Riapertura cinema e discoteche, al via da oggi: meno restrizioni, ecco cosa cambia

Da oggi entrano in vigore le nuove regole anti Covid, meno restrittive, che il Consiglio dei ministri ha varato dopo aver riconvocato le Regioni per fissare nuove capienze


ITALIA – Sale da ballo e discoteche sono pronte a ripartire. Da oggi entrano in vigore le nuove regole anti Covid, meno restrittive, che il Consiglio dei ministri ha varato dopo aver riconvocato le Regioni per fissare nuove capienze, più alte di quelle stabilite dal Cts. La data di inizio è prevista per oggi, lunedì 11 ottobre.

I DETTAGLI 

Si torna alla piena capienza (100%) per i luoghi di cultura, come cinema e teatri. Per le discoteche l’asticella sale, invece, al 50% al chiuso e al 75% all’aperto, per lo sport 60% al chiuso e 75% all’aperto. La percentuale delle capienze può cambiare in base all’andamento della epidemia. Per cinema e teatri l’obbligo della distanza interpersonale di un metro tra spettatori non c’è più.

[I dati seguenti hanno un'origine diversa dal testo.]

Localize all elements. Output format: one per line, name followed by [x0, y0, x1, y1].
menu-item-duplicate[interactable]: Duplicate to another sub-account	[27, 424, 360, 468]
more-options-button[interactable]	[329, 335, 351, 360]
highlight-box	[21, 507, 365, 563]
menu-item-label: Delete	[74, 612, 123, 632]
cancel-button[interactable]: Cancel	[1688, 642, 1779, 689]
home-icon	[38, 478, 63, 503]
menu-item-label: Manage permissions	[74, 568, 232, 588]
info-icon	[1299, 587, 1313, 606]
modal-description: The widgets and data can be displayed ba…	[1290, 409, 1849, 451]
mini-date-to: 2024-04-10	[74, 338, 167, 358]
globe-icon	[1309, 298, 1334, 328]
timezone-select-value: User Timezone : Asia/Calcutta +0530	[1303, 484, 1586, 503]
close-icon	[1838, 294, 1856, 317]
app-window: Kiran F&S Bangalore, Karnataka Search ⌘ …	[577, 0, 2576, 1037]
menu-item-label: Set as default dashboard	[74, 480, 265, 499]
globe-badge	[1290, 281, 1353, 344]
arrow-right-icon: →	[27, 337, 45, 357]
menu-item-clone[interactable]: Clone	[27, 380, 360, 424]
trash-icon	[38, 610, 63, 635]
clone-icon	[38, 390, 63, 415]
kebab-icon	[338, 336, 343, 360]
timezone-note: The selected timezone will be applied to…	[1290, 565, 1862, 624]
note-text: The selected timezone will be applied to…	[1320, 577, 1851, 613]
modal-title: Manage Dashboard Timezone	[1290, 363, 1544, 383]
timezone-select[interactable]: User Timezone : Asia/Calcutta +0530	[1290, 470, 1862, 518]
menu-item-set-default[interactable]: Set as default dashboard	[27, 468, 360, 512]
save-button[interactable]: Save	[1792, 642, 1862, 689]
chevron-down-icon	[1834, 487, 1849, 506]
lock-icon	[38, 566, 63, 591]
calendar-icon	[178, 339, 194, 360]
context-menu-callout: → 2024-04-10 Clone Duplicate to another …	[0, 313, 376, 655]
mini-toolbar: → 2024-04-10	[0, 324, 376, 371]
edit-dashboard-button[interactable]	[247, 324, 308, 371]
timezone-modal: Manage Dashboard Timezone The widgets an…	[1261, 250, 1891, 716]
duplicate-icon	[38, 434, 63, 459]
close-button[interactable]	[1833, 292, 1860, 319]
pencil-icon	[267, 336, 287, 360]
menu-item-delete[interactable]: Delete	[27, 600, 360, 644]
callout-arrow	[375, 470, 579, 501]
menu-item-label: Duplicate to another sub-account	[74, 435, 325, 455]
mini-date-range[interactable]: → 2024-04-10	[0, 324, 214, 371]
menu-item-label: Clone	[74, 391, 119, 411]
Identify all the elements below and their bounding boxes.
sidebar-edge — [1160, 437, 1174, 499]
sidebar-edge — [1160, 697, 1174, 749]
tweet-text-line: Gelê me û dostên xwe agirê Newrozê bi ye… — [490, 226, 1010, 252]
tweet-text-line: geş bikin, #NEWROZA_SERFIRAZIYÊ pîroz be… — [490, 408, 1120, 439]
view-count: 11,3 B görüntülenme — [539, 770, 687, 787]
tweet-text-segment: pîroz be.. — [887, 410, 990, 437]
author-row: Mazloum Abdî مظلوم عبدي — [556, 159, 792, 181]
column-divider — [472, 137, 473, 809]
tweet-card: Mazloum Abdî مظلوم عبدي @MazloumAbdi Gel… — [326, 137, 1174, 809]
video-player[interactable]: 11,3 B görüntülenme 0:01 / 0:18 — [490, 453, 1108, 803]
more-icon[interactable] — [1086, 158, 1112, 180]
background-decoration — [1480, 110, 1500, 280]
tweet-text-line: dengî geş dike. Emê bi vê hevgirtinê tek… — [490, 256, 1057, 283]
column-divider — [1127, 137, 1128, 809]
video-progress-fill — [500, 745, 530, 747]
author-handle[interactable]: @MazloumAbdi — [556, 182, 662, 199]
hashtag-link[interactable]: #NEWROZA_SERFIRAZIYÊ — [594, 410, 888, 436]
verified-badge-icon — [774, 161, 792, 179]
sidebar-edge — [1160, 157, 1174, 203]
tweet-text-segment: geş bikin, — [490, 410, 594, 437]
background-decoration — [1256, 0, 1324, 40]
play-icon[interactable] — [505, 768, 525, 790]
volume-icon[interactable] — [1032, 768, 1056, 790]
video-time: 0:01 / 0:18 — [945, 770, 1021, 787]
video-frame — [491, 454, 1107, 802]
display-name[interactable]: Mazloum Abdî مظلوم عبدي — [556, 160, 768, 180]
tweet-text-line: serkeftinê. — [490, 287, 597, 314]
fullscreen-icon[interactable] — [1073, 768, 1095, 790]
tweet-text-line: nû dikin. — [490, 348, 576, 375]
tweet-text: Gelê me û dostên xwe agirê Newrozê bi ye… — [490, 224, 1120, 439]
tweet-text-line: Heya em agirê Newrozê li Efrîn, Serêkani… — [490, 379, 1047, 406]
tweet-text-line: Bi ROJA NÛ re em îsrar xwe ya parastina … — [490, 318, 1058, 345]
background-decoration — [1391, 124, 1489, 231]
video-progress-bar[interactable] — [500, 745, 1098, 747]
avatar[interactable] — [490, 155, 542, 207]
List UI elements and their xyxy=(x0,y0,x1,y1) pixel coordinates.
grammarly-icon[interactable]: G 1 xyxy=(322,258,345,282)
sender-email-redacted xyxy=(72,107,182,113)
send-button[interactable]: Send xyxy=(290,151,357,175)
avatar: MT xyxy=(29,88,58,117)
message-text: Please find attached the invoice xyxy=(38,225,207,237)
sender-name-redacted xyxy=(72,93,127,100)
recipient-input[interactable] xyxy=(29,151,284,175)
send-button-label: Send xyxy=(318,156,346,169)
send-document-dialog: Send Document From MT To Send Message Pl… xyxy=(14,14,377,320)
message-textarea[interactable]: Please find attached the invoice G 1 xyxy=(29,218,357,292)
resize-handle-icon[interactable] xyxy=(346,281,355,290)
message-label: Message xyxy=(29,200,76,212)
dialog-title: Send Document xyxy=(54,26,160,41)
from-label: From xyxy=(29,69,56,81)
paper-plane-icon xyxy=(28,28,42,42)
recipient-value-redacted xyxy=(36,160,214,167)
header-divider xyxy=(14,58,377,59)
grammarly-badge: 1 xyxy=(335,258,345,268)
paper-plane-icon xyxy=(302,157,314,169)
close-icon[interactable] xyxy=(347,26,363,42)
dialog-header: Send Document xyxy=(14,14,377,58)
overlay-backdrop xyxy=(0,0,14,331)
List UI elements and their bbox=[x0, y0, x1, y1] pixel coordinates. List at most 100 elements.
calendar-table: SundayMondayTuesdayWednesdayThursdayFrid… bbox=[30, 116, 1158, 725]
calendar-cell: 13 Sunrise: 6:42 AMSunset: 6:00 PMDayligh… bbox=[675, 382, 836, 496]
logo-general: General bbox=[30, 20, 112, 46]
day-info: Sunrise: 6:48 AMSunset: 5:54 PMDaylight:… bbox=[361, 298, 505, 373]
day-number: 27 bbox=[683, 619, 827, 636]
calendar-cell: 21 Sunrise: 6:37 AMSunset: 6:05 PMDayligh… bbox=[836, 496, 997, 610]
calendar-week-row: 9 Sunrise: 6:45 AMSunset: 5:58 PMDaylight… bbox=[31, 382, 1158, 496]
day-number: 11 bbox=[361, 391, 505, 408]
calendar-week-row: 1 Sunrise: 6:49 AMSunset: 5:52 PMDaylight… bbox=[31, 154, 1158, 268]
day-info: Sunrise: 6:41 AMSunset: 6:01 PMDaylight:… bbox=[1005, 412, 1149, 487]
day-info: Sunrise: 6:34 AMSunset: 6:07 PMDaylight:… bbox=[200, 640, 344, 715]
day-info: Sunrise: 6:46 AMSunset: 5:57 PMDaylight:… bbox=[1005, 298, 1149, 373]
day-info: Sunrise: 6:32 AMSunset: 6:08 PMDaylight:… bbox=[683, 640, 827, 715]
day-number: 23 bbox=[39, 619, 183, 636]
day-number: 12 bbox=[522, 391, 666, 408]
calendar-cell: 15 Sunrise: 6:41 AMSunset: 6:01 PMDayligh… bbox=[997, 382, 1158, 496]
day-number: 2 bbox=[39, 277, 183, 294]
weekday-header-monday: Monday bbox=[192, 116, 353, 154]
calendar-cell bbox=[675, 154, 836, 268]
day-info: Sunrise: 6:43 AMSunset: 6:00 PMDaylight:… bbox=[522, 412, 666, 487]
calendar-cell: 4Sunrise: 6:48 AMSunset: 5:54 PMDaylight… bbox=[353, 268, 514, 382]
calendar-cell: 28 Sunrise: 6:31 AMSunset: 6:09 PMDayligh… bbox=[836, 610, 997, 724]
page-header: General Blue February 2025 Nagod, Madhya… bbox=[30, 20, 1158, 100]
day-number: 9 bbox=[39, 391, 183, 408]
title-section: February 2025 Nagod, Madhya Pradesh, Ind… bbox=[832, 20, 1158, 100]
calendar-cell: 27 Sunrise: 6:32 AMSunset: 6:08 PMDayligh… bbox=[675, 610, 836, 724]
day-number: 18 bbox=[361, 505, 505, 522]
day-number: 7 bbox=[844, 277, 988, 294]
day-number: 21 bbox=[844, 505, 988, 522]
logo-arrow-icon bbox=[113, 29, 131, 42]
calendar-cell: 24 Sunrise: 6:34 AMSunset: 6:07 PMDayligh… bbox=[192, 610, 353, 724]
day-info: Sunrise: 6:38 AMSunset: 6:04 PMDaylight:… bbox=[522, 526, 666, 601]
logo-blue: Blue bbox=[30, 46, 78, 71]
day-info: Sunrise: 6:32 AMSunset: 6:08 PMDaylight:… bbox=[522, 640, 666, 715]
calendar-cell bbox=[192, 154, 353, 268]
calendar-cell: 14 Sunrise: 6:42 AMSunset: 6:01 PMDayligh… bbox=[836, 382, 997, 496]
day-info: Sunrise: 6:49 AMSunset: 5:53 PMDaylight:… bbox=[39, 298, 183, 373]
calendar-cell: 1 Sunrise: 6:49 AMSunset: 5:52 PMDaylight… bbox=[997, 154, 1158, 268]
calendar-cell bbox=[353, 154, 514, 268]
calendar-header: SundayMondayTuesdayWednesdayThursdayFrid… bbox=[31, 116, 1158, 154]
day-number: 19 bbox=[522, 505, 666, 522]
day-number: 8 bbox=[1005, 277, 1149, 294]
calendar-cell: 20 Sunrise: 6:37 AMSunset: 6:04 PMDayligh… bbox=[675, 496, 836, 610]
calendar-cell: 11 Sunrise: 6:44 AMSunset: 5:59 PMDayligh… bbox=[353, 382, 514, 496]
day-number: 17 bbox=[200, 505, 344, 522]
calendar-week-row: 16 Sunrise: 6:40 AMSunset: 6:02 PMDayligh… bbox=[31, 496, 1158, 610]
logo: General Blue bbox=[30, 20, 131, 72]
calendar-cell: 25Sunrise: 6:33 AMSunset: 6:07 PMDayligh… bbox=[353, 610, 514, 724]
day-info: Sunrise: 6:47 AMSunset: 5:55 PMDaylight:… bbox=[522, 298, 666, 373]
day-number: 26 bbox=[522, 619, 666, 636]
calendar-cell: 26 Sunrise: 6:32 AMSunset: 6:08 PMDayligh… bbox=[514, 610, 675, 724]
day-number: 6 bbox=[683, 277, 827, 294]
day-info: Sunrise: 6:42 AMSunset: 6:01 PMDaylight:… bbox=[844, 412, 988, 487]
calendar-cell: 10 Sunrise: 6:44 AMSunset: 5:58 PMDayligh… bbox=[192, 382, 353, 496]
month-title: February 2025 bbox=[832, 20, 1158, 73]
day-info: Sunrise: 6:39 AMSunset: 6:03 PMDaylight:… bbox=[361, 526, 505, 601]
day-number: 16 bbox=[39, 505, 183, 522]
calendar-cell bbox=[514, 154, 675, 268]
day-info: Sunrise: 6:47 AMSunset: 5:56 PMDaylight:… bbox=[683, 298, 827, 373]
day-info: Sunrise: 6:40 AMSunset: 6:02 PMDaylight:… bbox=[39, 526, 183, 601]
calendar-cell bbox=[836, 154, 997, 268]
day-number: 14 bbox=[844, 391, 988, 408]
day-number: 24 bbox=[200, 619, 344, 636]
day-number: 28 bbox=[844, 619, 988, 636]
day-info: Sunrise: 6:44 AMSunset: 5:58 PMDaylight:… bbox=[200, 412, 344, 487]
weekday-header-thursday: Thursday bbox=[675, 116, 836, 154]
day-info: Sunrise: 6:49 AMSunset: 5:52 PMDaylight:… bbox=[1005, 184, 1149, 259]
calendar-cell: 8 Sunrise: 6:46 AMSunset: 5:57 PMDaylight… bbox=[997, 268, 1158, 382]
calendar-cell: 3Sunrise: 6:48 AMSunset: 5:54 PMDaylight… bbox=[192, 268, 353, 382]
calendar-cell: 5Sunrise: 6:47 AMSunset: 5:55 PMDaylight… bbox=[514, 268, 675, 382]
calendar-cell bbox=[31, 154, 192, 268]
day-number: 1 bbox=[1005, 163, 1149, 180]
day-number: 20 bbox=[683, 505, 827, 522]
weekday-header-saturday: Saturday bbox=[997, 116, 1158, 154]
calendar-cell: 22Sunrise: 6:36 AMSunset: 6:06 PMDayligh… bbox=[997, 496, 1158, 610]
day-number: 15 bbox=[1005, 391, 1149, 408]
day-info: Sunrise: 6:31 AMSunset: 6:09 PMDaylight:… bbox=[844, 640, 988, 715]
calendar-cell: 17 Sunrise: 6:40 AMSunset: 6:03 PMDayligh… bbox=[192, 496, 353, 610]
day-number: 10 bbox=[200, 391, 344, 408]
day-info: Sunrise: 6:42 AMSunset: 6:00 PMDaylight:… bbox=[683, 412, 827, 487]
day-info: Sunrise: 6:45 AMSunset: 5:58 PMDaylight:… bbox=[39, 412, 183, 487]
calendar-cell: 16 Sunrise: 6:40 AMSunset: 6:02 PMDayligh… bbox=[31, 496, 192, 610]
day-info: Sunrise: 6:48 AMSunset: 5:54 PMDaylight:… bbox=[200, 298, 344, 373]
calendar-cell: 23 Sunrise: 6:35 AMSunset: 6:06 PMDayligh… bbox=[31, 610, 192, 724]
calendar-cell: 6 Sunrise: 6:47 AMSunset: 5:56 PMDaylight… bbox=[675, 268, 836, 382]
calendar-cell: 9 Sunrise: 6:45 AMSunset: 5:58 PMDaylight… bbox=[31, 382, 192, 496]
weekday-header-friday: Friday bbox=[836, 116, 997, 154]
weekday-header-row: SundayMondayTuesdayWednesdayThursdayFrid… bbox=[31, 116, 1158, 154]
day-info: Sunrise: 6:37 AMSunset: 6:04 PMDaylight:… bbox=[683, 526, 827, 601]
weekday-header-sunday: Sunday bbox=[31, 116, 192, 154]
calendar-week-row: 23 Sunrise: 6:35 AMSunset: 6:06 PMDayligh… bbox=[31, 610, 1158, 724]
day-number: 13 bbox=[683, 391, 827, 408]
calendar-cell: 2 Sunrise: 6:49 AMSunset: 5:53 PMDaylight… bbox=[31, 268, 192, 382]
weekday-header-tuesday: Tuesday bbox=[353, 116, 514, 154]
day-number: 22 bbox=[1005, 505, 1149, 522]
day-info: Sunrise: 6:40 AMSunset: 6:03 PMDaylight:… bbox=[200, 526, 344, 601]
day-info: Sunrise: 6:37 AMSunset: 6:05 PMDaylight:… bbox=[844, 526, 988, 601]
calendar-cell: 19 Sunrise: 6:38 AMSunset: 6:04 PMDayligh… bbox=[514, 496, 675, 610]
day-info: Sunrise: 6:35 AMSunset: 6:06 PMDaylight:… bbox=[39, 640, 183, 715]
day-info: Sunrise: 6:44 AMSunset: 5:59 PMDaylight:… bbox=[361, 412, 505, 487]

LE DICHIARAZIONI DI FRANCESCHINI

Il ministro Franceschini è molto contento: “Finalmente tutta la cultura ricomincia a vivere”. C’è comunque l’inasprimento delle sanzioni nel caso in cui non vengano rispettati dai gestori degli esercizi culturali e sportivo i nuovi limiti percentuali delle presenze rispetto alla capienza delle strutture: a partire dalla seconda violazione, scatterà la sanzione amministrativa cioè la chiusura – per esempio si un impianto sportivo – da uno a dieci giorni. In zona bianca, l’accesso agli eventi e alle competizioni sportive “è consentito esclusivamente – come deciso nel decreto oggi in vigore – ai soggetti muniti di una delle certificazioni verdi Covid-19, e la capienza consentita non può essere superiore al 75% di quella massima autorizzata all’aperto e al 60% al chiuso”. Questo vale per la partecipazione del pubblico sia agli eventi e alle competizioni di livello agonistico sia a tutti gli altri. Nei locali da ballo al chiuso in zona bianca deve essere garantita la presenza di impianti di aerazione senza ricircolo dell’aria e l’accesso è permesso solo con green pass e mascherine. Così oggi si riparte ma non siamo ancora al liberi tutti. Ma soltanto – ed è tantissimo – a un passo ancora più avanti sulla via del recupero della normalità. E sta a tutti noi rendere più spedito o – ma speriamo di no – più lento questo percorso.